II Certamen de narrativa breve - Canal #Literatura
Concurso Caravaca
Diseño JoseMiguel.net

Bases del concurso, premios y jurado

5/2/2005

18. HERMANOS

Tímidos rayos de sol asoman por el este, rechazando la noche, ahuyentando la
oscuridad. El espacio se tiñe de luz, alargando sus destellos a cuanto hay en rededor.
Así al amanecer, acompañada del trino de los pájaros, una silueta de paso lento, cansino,
continua avanzando por la llanura marcando en el suelo negra sombra a la par que
inconfundible. La de un caballero.
Viejo rocín, flaco de costales, pero rezumando la gallardía que la nobleza otorga,
parece al igual que su jinete ser recuerdo de lo que una vez fueron, de conocer tiempos
mejores y con resignación, saber vivir con ello.
Corto y ralo el pelo, luenga y canosa su barba, muestra un rostro curtido y entrado en
años, muchos años, de facciones claramente norteuropeas, con unos ojos del azul mas
limpio que imaginarse uno pudiera, en los cuales solo puede leerse una cosa:
Infinita bondad.
Cubierto al igual que su montura, con áspero y simple paño, se detiene un momento
para contemplar la magia del amanecer, la nueva vida que nace.
– Un nuevo día compañero – díjole el caballero a su fiel montura – embriágate
de esta hermosura, pues con ella Dios nos da los buenos días.
Y recibiendo el nuevo día en el rostro siguieron su camino en soledad, en paz.

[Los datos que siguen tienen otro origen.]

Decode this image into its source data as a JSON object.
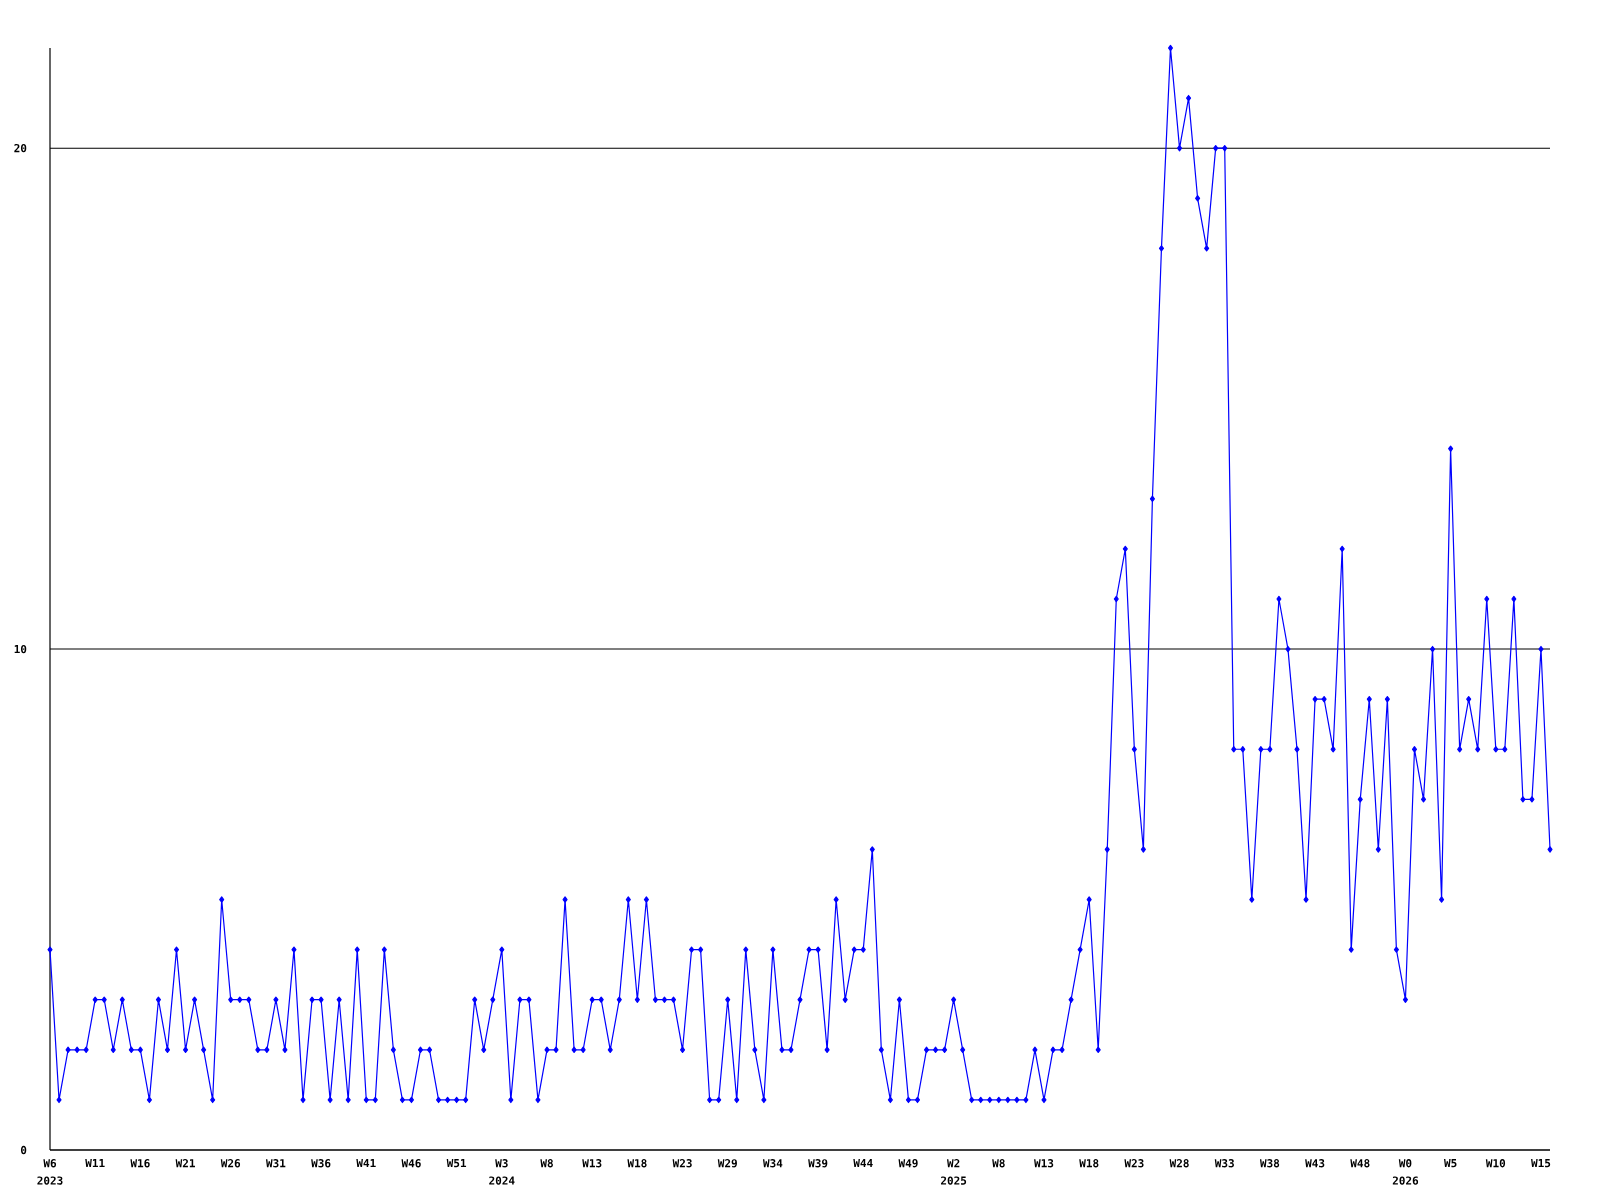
{
  "chart_data": {
    "type": "line",
    "color": "#0000ff",
    "marker": "diamond",
    "grid": "y",
    "ylim": [
      0,
      22
    ],
    "yticks": [
      0,
      10,
      20
    ],
    "categories": [
      "W6",
      null,
      null,
      null,
      null,
      "W11",
      null,
      null,
      null,
      null,
      "W16",
      null,
      null,
      null,
      null,
      "W21",
      null,
      null,
      null,
      null,
      "W26",
      null,
      null,
      null,
      null,
      "W31",
      null,
      null,
      null,
      null,
      "W36",
      null,
      null,
      null,
      null,
      "W41",
      null,
      null,
      null,
      null,
      "W46",
      null,
      null,
      null,
      null,
      "W51",
      null,
      null,
      null,
      null,
      "W3",
      null,
      null,
      null,
      null,
      "W8",
      null,
      null,
      null,
      null,
      "W13",
      null,
      null,
      null,
      null,
      "W18",
      null,
      null,
      null,
      null,
      "W23",
      null,
      null,
      null,
      null,
      "W29",
      null,
      null,
      null,
      null,
      "W34",
      null,
      null,
      null,
      null,
      "W39",
      null,
      null,
      null,
      null,
      "W44",
      null,
      null,
      null,
      null,
      "W49",
      null,
      null,
      null,
      null,
      "W2",
      null,
      null,
      null,
      null,
      "W8",
      null,
      null,
      null,
      null,
      "W13",
      null,
      null,
      null,
      null,
      "W18",
      null,
      null,
      null,
      null,
      "W23",
      null,
      null,
      null,
      null,
      "W28",
      null,
      null,
      null,
      null,
      "W33",
      null,
      null,
      null,
      null,
      "W38",
      null,
      null,
      null,
      null,
      "W43",
      null,
      null,
      null,
      null,
      "W48",
      null,
      null,
      null,
      null,
      "W0",
      null,
      null,
      null,
      null,
      "W5",
      null,
      null,
      null,
      null,
      "W10",
      null,
      null,
      null,
      null,
      "W15",
      null
    ],
    "values": [
      4,
      1,
      2,
      2,
      2,
      3,
      3,
      2,
      3,
      2,
      2,
      1,
      3,
      2,
      4,
      2,
      3,
      2,
      1,
      5,
      3,
      3,
      3,
      2,
      2,
      3,
      2,
      4,
      1,
      3,
      3,
      1,
      3,
      1,
      4,
      1,
      1,
      4,
      2,
      1,
      1,
      2,
      2,
      1,
      1,
      1,
      1,
      3,
      2,
      3,
      4,
      1,
      3,
      3,
      1,
      2,
      2,
      5,
      2,
      2,
      3,
      3,
      2,
      3,
      5,
      3,
      5,
      3,
      3,
      3,
      2,
      4,
      4,
      1,
      1,
      3,
      1,
      4,
      2,
      1,
      4,
      2,
      2,
      3,
      4,
      4,
      2,
      5,
      3,
      4,
      4,
      6,
      2,
      1,
      3,
      1,
      1,
      2,
      2,
      2,
      3,
      2,
      1,
      1,
      1,
      1,
      1,
      1,
      1,
      2,
      1,
      2,
      2,
      3,
      4,
      5,
      2,
      6,
      11,
      12,
      8,
      6,
      13,
      18,
      22,
      20,
      21,
      19,
      18,
      20,
      20,
      8,
      8,
      5,
      8,
      8,
      11,
      10,
      8,
      5,
      9,
      9,
      8,
      12,
      4,
      7,
      9,
      6,
      9,
      4,
      3,
      8,
      7,
      10,
      5,
      14,
      8,
      9,
      8,
      11,
      8,
      8,
      11,
      7,
      7,
      10,
      6
    ],
    "annotations": [
      "2023",
      "2024",
      "2025",
      "2026"
    ]
  }
}
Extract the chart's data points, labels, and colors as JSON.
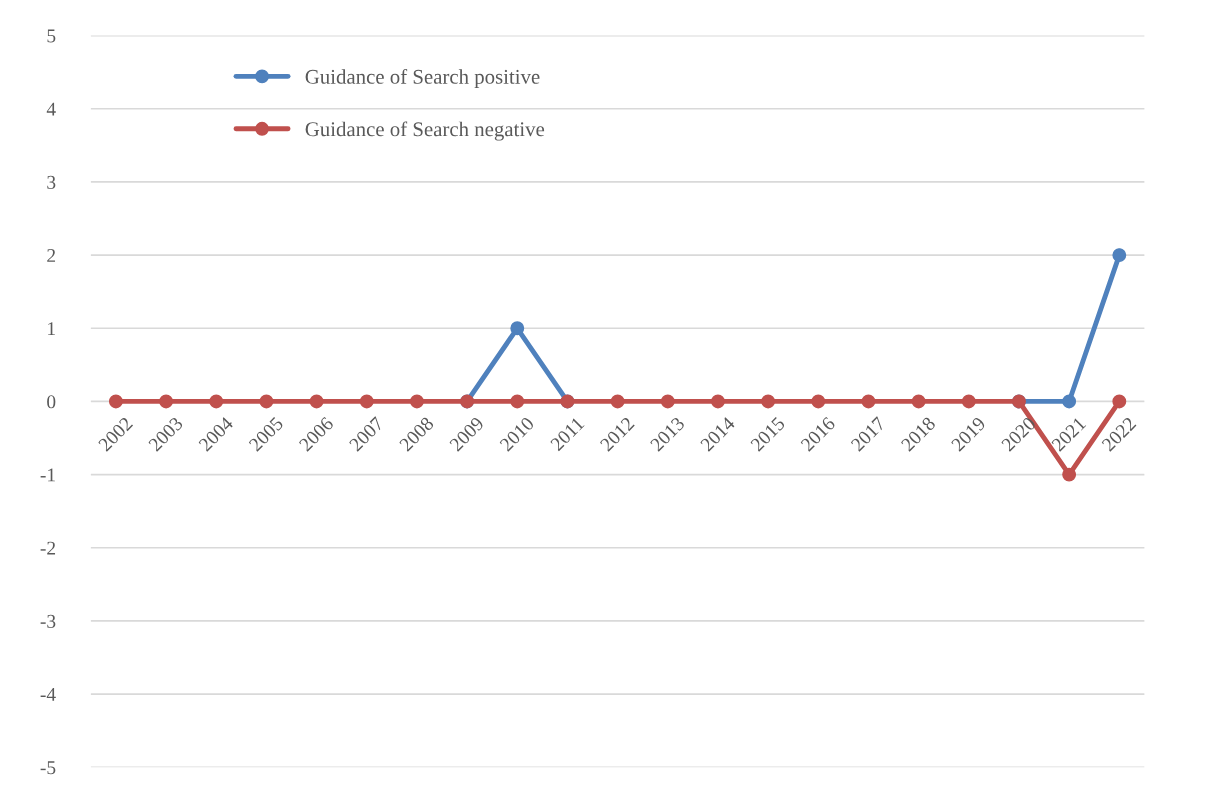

AÑO 1334 ENCOMIENDA DE AÑUES ( REINO DE NAVARRA )

– Bienvenido hermano Gondemaro, el…hermano Mayor te espera en capilla.
Refréscate que guardare la montura, que bien merecido tiene el descanso.
– Gracias hermano Payer, acércame tu hombro, que el tiempo llevo mi soltura.
Una vez en el suelo, agarráronse las manos y se unieron en un cariñoso abrazo.
– Los demás hermanos están aquí y esperábamos impacientes tu llegada. Pero
ve, que tiempo tendremos de hablar.- y diciendo esto cogió las riendas y se puso
en marcha hacia un verde prado colindante. Hermano Payer nacido en Normandia, a sus
sesenta y dos años, el mas joven de la encomienda, quedose para si los trabajos mas
pesados.
La hacienda era sencilla y contaba de dos partes claramente definidas. En el centro, una
capilla de piedra de sillares lisos, sin adorno, pero de una elaboración magistral.
Constaba la nave rectangular de 40 metros cuadrados, de una planta, con bóveda de
cañón igualmente lisa. Un crucifijo tallado en madera colocado en la pared frontal junto
con una hermosa piedra caliza tallada a modo de altar, era toda ornamentación que
dentro había. En la pared izquierda de la nave, abríase un acceso a la pequeña torre
de guardia, de sección cuadrangular y once metros de altura, desde la que se divisaba
todo el valle que desde ahí nacía, en mayoría poblado de árboles sin otro signo de
civilización a la vista, que unas tenues columnas de humo que se alzaban en lontananza.
Cien metros al norte de la capilla, se hallaba la encomienda propiamente dicha,
en forma de caserón rectangular de dos plantas, siendo la primera de piedra y el resto
de ladrillos de adoba culminando en un tejado de madera cubierto de tejas de arcilla.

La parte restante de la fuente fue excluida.